Six data-quality issues were identified and corrected in a single pass. The raw table held 2,741 records; after de-duplication 2,740 remain.

Cleaning operations applied
Issue Detail Action
Inconsistent ID casing Sample IDs mixed DOL-/dol- prefixes Upper-cased & trimmed
Duplicate record 1 conflicting duplicate ID (PROPENG047) Kept first occurrence
Numeric columns stored as text 1992 cells with 'No bloods', '#N/A' etc. Coerced to numeric → NA
Mixed-type diabetes field Values 1 / 2 / 'LADA' / blank Factor: T1DM / T2DM / LADA
Medication flags 9 columns coded 1 / blank Recoded to 0 / 1 indicators
Untyped variables Sex, batch, grades read as numbers Cast to labelled factors

Cohort at a glance

Pain burden is summarised by the Brief Pain Inventory (BPI) average score (0 = no pain, 10 = worst), the cohort’s core pain-severity measure.
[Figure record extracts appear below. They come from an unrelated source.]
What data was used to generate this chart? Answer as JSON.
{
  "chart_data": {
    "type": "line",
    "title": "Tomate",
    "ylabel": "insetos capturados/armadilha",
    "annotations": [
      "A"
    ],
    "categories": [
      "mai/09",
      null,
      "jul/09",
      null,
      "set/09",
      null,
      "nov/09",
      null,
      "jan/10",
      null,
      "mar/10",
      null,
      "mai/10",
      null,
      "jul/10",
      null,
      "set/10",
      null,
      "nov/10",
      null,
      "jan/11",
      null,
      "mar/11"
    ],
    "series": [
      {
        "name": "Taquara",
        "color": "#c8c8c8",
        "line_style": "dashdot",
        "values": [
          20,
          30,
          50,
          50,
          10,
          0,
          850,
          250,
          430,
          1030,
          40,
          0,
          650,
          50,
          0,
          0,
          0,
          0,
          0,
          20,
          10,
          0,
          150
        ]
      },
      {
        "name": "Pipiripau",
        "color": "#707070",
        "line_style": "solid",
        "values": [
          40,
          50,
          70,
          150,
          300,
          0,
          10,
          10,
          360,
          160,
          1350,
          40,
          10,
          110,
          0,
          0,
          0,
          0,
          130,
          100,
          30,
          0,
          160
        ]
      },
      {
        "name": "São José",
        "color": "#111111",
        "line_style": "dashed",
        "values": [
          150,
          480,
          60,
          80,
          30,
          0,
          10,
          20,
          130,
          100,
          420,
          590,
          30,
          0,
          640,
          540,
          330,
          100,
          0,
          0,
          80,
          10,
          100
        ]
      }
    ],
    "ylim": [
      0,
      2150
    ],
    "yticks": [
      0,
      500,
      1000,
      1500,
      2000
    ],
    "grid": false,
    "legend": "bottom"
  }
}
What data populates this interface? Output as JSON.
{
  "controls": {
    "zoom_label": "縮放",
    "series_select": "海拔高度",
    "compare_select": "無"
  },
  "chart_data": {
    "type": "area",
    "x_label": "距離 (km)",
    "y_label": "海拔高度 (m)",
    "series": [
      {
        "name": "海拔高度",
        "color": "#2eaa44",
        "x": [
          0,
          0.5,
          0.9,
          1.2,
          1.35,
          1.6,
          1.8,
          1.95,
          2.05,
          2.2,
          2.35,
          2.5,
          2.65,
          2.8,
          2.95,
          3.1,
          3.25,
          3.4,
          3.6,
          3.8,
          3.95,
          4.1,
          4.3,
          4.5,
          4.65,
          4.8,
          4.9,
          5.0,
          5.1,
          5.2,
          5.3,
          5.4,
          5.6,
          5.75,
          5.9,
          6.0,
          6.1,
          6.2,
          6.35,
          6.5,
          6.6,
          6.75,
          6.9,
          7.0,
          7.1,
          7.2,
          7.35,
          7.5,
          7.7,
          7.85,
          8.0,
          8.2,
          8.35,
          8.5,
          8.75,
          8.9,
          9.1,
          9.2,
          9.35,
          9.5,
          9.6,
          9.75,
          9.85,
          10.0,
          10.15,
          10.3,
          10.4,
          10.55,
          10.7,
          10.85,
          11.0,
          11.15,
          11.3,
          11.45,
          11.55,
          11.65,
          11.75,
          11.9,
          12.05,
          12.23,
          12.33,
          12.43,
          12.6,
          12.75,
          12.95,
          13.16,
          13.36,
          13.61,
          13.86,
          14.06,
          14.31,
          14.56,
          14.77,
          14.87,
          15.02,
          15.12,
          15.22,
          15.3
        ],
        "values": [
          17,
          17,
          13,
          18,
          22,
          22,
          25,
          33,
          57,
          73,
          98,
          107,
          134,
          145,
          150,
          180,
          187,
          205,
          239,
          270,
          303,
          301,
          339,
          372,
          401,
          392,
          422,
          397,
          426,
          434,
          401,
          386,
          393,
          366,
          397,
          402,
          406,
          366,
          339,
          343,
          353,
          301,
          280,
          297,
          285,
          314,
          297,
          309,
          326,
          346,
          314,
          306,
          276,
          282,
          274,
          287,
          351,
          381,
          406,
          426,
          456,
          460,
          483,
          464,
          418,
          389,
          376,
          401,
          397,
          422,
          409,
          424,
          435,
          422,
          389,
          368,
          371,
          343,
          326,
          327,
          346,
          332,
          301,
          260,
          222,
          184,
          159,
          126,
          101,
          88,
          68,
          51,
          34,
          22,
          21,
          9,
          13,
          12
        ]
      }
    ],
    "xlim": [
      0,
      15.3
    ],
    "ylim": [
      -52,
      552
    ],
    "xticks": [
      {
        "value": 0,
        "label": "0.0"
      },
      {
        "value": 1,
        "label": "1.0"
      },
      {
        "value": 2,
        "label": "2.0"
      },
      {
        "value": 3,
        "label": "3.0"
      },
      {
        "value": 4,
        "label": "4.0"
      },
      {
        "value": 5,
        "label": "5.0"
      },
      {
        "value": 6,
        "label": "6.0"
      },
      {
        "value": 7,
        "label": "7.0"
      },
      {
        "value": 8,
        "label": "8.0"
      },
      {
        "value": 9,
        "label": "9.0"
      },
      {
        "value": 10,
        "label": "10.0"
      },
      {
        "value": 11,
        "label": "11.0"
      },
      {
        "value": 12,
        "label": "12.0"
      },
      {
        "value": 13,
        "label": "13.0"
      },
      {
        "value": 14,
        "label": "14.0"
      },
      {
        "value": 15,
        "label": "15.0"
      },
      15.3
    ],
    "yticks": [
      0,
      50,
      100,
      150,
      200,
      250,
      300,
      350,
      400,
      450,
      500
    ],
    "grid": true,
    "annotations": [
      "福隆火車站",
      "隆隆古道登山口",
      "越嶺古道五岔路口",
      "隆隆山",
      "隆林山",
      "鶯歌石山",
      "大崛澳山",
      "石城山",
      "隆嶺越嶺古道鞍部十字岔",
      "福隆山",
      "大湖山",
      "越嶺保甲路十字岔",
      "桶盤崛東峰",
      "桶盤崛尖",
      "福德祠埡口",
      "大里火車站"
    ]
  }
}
Pain phenotype: nociceptor vs non-nociceptor

Provisional axis (pending QST). The nociceptor / non-nociceptor contrast is operationalised here from the NeuPSIG grade (NPalgo) as a first approximation: grades 3–4 (probable/definite neuropathic pain) = neuropathic / non-nociceptor; grades 0–1 = non-neuropathic / nociceptor. A definitive split requires quantitative sensory testing (QST), which will be incorporated when available.

The DN4 screening score cleanly separates the two provisional groups, as expected, since higher DN4 reflects neuropathic features, supporting the axis as a sensible first approximation.

Missing data

Missingness is substantial and highly variable — from near-complete demographics to pain-diary fields that are >90% empty. Variables are triaged into four tiers that drive how each is handled downstream.

Handling strategy by missingness
Missingness tier Variables
<5% — near-complete 25
5–40% — impute 5
40–80% — describe only 19
≥80% missing — drop 5
Free text (not modelled) 5

Strategy. Free-text fields are retained for reference but excluded from modelling. Variables ≥80% missing are dropped from the analysis set. Fields missing 5–40% (key clinical measures such as HbA1c, BMI, sensory scores) are candidates for multiple imputation; those 40–80% missing are used descriptively only. The existing carrier comparison uses pairwise deletion, so the cleaned dataset is exported with missing values preserved.

Next steps

  • Step 2: Carrier comparison: carrier vs non-carrier phenotype analysis
  • Nociceptor axis: refine the provisional NPalgo-based split with QST data once located, to define nociceptor vs non-nociceptor on a mechanistic basis.